Clustered affordable housing is better than having none at all
Given the desperate lack of affordable housing in Summit County, it is surprising that the Snyderville Basin Planning Commission, this week, gave representatives of the Newpark Town Center a cold shoulder as they presented a proposal for 38 units of deed-restricted affordable housing within their development near Kimball Junction.
Some of the planning commissioners criticized the plan saying the units were too isolated from the rest of the development.
We say, "get real."
Thanks to the robust Park City economy, Summit County has a problem that most communities around the country would be delighted to share. We have jobs, lots of jobs. However, due in part to the lack of affordable housing, there are too few bodies to fill them.

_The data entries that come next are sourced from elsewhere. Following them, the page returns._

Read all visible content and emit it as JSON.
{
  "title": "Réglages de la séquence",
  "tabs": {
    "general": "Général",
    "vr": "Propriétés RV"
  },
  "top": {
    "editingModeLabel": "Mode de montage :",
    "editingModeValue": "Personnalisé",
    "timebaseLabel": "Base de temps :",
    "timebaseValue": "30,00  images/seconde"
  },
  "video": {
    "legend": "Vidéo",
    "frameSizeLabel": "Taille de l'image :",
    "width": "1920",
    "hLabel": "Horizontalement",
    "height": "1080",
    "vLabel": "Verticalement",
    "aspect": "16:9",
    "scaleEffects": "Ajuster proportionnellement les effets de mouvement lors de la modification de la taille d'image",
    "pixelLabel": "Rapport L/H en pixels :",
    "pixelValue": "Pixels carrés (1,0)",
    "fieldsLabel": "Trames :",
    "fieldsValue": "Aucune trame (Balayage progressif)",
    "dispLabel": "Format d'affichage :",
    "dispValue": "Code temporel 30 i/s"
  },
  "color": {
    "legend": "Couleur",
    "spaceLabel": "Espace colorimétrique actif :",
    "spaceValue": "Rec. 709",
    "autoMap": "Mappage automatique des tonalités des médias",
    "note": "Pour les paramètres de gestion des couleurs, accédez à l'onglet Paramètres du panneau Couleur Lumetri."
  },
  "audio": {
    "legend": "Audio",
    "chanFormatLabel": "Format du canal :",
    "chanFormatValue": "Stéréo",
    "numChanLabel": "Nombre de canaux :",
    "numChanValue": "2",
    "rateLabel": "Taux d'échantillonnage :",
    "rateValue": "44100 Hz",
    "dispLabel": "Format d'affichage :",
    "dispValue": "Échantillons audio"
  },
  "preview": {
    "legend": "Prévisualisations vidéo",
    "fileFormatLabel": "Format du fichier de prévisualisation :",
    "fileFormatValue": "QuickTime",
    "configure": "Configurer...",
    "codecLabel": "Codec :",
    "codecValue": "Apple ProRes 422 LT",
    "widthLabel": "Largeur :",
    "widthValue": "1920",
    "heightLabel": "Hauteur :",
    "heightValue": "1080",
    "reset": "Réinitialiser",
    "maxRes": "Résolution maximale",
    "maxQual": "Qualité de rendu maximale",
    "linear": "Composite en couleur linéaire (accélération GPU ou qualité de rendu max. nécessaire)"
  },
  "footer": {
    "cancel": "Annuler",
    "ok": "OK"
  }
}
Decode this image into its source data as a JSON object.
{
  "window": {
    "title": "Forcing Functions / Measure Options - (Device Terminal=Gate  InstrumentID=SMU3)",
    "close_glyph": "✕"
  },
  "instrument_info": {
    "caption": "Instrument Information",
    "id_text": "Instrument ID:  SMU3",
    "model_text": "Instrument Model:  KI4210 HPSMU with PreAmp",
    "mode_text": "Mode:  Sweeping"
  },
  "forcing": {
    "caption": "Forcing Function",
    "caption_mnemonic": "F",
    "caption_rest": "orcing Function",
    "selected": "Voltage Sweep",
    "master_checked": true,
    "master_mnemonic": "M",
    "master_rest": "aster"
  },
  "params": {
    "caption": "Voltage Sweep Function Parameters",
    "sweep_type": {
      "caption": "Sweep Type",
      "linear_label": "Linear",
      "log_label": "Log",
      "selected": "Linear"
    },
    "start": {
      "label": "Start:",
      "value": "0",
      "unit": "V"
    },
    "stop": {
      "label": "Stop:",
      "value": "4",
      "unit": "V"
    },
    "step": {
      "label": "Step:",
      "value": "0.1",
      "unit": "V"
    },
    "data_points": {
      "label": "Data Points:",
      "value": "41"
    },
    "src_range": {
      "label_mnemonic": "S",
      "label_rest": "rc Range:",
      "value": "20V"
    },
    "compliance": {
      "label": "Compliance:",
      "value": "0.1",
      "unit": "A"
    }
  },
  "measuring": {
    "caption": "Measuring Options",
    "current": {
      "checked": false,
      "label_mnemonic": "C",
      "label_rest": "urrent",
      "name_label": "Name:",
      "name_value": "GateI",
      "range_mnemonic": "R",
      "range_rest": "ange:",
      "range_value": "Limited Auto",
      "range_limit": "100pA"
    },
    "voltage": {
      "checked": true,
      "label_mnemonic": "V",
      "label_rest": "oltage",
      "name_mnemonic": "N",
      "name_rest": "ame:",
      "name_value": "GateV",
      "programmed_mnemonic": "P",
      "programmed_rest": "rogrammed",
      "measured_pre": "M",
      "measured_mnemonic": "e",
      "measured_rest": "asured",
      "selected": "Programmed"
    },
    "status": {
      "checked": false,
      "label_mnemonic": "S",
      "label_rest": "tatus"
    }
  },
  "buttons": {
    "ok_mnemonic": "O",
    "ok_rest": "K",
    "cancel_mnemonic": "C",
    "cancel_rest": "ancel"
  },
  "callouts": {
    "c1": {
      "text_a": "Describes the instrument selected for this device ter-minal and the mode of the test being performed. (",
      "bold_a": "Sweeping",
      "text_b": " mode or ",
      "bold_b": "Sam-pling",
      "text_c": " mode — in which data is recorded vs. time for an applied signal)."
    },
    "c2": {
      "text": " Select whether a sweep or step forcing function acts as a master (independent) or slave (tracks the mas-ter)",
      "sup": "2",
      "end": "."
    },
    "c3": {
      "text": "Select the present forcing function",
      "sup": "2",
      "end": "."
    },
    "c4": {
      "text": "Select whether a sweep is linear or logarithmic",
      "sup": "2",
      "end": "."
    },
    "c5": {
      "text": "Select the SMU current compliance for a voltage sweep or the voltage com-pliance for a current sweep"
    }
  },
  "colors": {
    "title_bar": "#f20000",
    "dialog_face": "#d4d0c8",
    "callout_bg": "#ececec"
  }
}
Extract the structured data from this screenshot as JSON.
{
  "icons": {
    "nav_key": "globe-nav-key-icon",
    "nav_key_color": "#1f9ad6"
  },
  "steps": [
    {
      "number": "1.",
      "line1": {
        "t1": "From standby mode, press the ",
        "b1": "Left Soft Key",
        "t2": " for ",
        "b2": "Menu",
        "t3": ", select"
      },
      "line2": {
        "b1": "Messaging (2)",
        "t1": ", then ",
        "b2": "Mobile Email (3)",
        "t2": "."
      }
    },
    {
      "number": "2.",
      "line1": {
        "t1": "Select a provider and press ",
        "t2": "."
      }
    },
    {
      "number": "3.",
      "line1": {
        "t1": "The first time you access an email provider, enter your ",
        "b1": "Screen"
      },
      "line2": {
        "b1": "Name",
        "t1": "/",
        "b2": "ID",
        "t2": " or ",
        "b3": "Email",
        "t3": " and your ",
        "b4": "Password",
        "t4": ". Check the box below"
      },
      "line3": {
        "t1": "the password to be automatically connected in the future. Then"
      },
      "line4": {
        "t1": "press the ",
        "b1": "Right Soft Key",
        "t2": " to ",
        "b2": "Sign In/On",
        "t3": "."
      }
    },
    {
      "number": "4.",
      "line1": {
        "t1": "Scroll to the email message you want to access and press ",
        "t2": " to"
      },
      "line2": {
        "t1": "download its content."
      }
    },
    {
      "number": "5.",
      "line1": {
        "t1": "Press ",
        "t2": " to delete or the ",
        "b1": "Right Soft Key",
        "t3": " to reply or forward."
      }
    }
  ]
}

Park City and Summit County government officials have tried to encourage and, in many cases, require developers to include low-cost housing options in their projects, but those efforts have met with mixed success.
It seems that each time affordable housing is introduced to an area it arouses controversy. Citing concerns about density, traffic impacts and protecting their property values, existing neighborhoods have become adept at blocking efforts to "integrate" affordable housing projects into established residential zones.
At Newpark, the county has an opportunity to approve an affordable housing component before the surrounding neighborhoods are built out enough to resist it. And in light of the number of employee-hungry businesses under construction at the Junction, every unit will be needed.
In this case, the proposed site at Newpark has many attributes that outweigh the project’s perceived separation from the rest of the development. According to the county’s planning director, the apartments would be located near public transit, trails and recreation. That would be nice perk for potential employees in the Park City area.
The need for affordable housing should never be an excuse to approve shoddy development or excessive density, but any developer, especially those like Newpark, who have a solid history of contributing to the community, should be praised and encouraged.
Hopefully, the planning commissioners who initially rejected Newpark’s proposal will have a change of heart before the matter comes up for a vote.